Fauna of Spain's Mar Menor is fleeing due to the lack of oxygen in its waters
11-17-2025

Fauna of Spain's Mar Menor is fleeing due to the lack of oxygen in its waters

Wildlife in Spain’s Mar Menor is abandoning the southern basin as oxygen at the bottom collapses. Near zero oxygen leaves fish and invertebrates with one option, move up or die.

The trigger was a post-storm split in the water column after heavy rain from Storm Alice. Layering locked the deepest water away from fresh oxygen long enough to set off a chain reaction.

What an oxygen crash does

When anoxia, absence of dissolved oxygen, settles over bottom waters, animals that live close to the seabed soon struggle. Many flee upward where oxygen still lingers and light reaches.

Field teams recorded the first signs on October 23, 2025, when animals were seen rising from the bottom to escape the dead zone, a finding summarized in the project ‘s emergency report. 

The work was led by Dr. Juan Manuel Ruiz at the IEO-CSIC’s Murcia Oceanographic Center. His research focuses on seagrass ecology and coastal-lagoon restoration.

By October 19, oxygen in the south had already fallen below 2 mg/L, a level linked with severe stress in coastal species. Marine managers often use 2 mg/L as a critical hypoxia threshold, according to federal criteria.

How a storm set the stage

A fresh lens of rainwater formed at the surface and sat on top of saltier, heavier water below. This setup is known as thermohaline stratification, layered by temperature and salt that limits mixing.

As bottom water stopped exchanging with the surface, oxygen was consumed faster than it could be replaced.

The report noted that clearly anoxic conditions had developed in the deep layer linked to thermohaline stratification, marking the point when the lowest waters entered a full oxygen collapse.

The hardest hit area now sits between Varón Island and Ciervo Island in the south. The anoxic layer thinned in recent days from roughly 3.3 feet to about 1.6 feet, a small but notable improvement if it continues.

Scientists also flagged the long-standing “white patch” along the central west coast. Earlier work showed this pale, turbid zone is made of suspended calcite crystals, a classic whiting event. 

Signs in the Mar Menor water

A surge in chlorophyll a, which is a pigment used to track algae growth, peaked on October 16 in the central and southern lagoon. Values then declined but stayed high enough to keep the water green and murky.

Bottom-dwelling life, known as benthic, living on or in the seabed, suffers when light cannot reach the plants that stabilize the floor. The team warned that light at the bottom was close to limiting levels for bottom vegetation in several sites.

Underwater irradiance, light energy reaching a surface, matters because seagrasses need a share of the surface light to survive and grow. Many seagrasses struggle when light at the bottom drops below roughly 5 to 11 percent of the surface.

Turbidity across the lagoon showed a general downward trend after the storm.
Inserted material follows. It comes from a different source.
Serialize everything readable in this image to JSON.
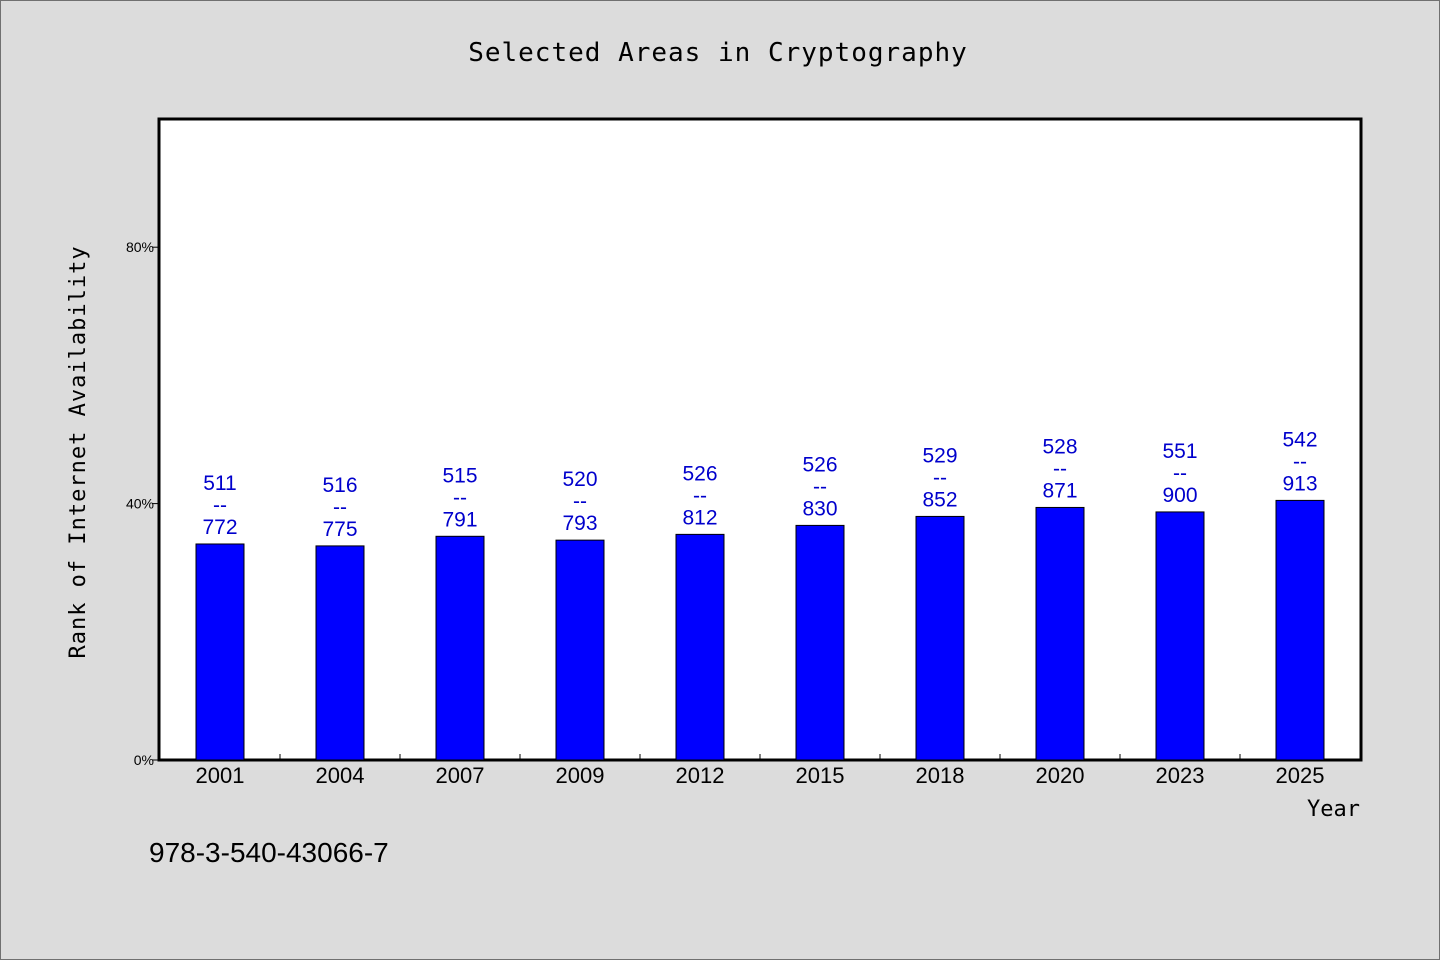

Even so, southern waters still looked cloudier than the rest, which further cuts the light that reaches the bottom.

What history tells us

Years of eutrophication, nutrient overload that fuels algae blooms, have primed Mar Menor for fast blooms and sudden oxygen loss. Modeling and monitoring studies describe how sustained runoff makes the ecosystem brittle when storms hit.

Storm Alice did not invent the problem. Major collapses in 2016, 2019, and 2021 left scars in seagrass meadows and shellfish beds that have not fully healed.

Globally, low-oxygen events in coastal waters are becoming more frequent in stressed lagoons and estuaries. Large reviews point to nutrient inputs and warming as drivers that stack the odds toward hypoxia, a trend outlined in a broad synthesis.

When oxygen drops, mobile animals try to escape while plants and slow movers lag behind. The pattern seen this week, with animals moving up from the bottom, fits that playbook.

Why the lagoon keeps collapsing

For decades, the Mar Menor has acted as a catch basin for farm runoff, stormwater, and urban waste. The flat terrain around the lagoon channels nutrients and sediments into its shallow waters after each major rain.

These inflows feed algae blooms that consume oxygen when they decay, making each storm a potential trigger for collapse.

Without long-term limits on fertilizer use and drainage controls, the lagoon remains vulnerable even in calm years.

Scientists emphasize that recovery requires restoring wetlands around its perimeter, improving wastewater systems, and reducing direct runoff from nearby fields to stop the cycle of stress and collapse.

Lessons from Mar Menor

The monitoring network suggests the layered structure in the south is losing strength. If winds and exchange with the Mediterranean increase, mixing could restore oxygen at the bottom in short order.

Prevention still hinges on cutting nutrients that feed blooms before the next storm loads the deck.

Managers will also watch the white patch, because its turbidity further dims the light that bottom plants need.